I made bread last Sunday!
have a good day…
ok, ok, I’ll chat with you a bit longer…I made bread because I’ve been sick all week and decided to spend Sunday at home. Outside it was raining and all I wanted to do was pole dancing, then shower then wear my yoga pants and vegetate on my couch…but then I noticed I ran out of bread and decided to make a loaf…I love baking bread.
When I was done making the bread I thought it was time to upgrade my Iphone operating system so I took off my yoga pants, put on my jeans and head to the local Bainaohui…what was suppose to take only 20 minutes ended up taking 3 hours and in the end I was left with a super slow/almost not working Iphone…….but that’s another story for another time.
Now I’ll tell you how I made this tasty/easy whole wheat bread…
Ingredients (make one loaf):
- 2 cups whole wheat flour
- 1/2 cup rye flour
- 3/4 cup warm water
- 3 tbsp brown sugar
- 2 tbsp instant yeast
- 1/4 cup milk powder
- 2 tbsp vegetable oil
- 1/2 tsp salt
- 1 tbsp flax seeds
p.s I did not take step-by step pictures because it was super dark outside, even if it was only 11 am when I was cooking… welcome to China!
In a bowl combine 2 tbsp instant yeast and 1 tbsp brown sugar.

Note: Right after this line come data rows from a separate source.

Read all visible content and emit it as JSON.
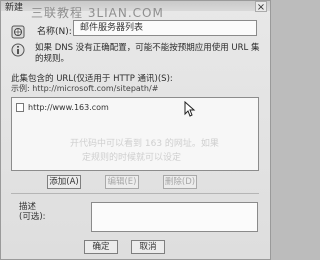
{
  "window": {
    "title": "新建",
    "watermark": "三联教程 3LIAN.COM"
  },
  "form": {
    "name_label": "名称(N):",
    "name_value": "邮件服务器列表",
    "warning_text": "如果 DNS 没有正确配置，可能不能按预期应用使用 URL 集的规则。",
    "urls_label": "此集包含的 URL(仅适用于 HTTP 通讯)(S):",
    "urls_example": "示例: http://microsoft.com/sitepath/#",
    "url_items": [
      {
        "url": "http://www.163.com"
      }
    ],
    "add_label": "添加(A)",
    "edit_label": "编辑(E)",
    "delete_label": "删除(D)",
    "desc_label_line1": "描述",
    "desc_label_line2": "(可选):",
    "ok_label": "确定",
    "cancel_label": "取消"
  },
  "icons": {
    "app": "web-page-icon",
    "warning": "info-icon",
    "cursor": "mouse-pointer-icon"
  }
}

Pour in 3/4 cup of lukewarm water and wait for the magic to happen. Basically the mixture should become all bubbly and freaky
While you are waiting, in a bowl of your electric mixer combine 2 cups whole wheat flour, 2 tbsp brown sugar, 1/4 cup powder milk, 1/2 tsp of salt
and 1 tbsp of flax seeds…I love flax seeds
Pour in the freaky, bubbling mixture and mix all the ingredients together on low speed. While mixing slowly add the remaining 1/2 cup of rye flour. Add less if you think the dough got the right consistency…or more. You want it to be soft and smooth but not too sticky.
Move the dough into a greased bowl, cover with plastic wrap and let it rest for at least 1 h or until doubled in size.

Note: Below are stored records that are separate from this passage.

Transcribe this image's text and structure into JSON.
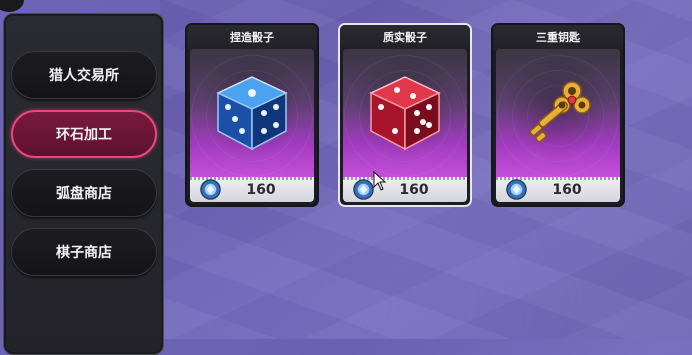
{
  "sidebar": {
    "items": [
      {
        "label": "猎人交易所",
        "active": false
      },
      {
        "label": "环石加工",
        "active": true
      },
      {
        "label": "弧盘商店",
        "active": false
      },
      {
        "label": "棋子商店",
        "active": false
      }
    ]
  },
  "shop": {
    "items": [
      {
        "title": "捏造骰子",
        "price": "160",
        "icon": "blue-dice-icon",
        "currency_icon": "crystal-coin-icon",
        "selected": false
      },
      {
        "title": "质实骰子",
        "price": "160",
        "icon": "red-dice-icon",
        "currency_icon": "crystal-coin-icon",
        "selected": true
      },
      {
        "title": "三重钥匙",
        "price": "160",
        "icon": "golden-key-icon",
        "currency_icon": "crystal-coin-icon",
        "selected": false
      }
    ]
  },
  "colors": {
    "active_tab_border": "#e8487a",
    "card_art_gradient_end": "#c24fd8",
    "background": "#6f65b8"
  }
}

Roll out the dough into a rectangular shape and then roll it up from one of the short side to the other. Place the loaf on a greased loaf pan and let it rest for about 1 hour. Then when doubled in size, bake at 200 C for about 50 min. Remove from the over and let it cool down on a wire rack, then slice it up and serve for breakfast with jam and butter 😉
You could also use this bread for make tasty sandwiches or for whatever else that rock your boat!
Now I have to go fix my phone…hope you can excuse me.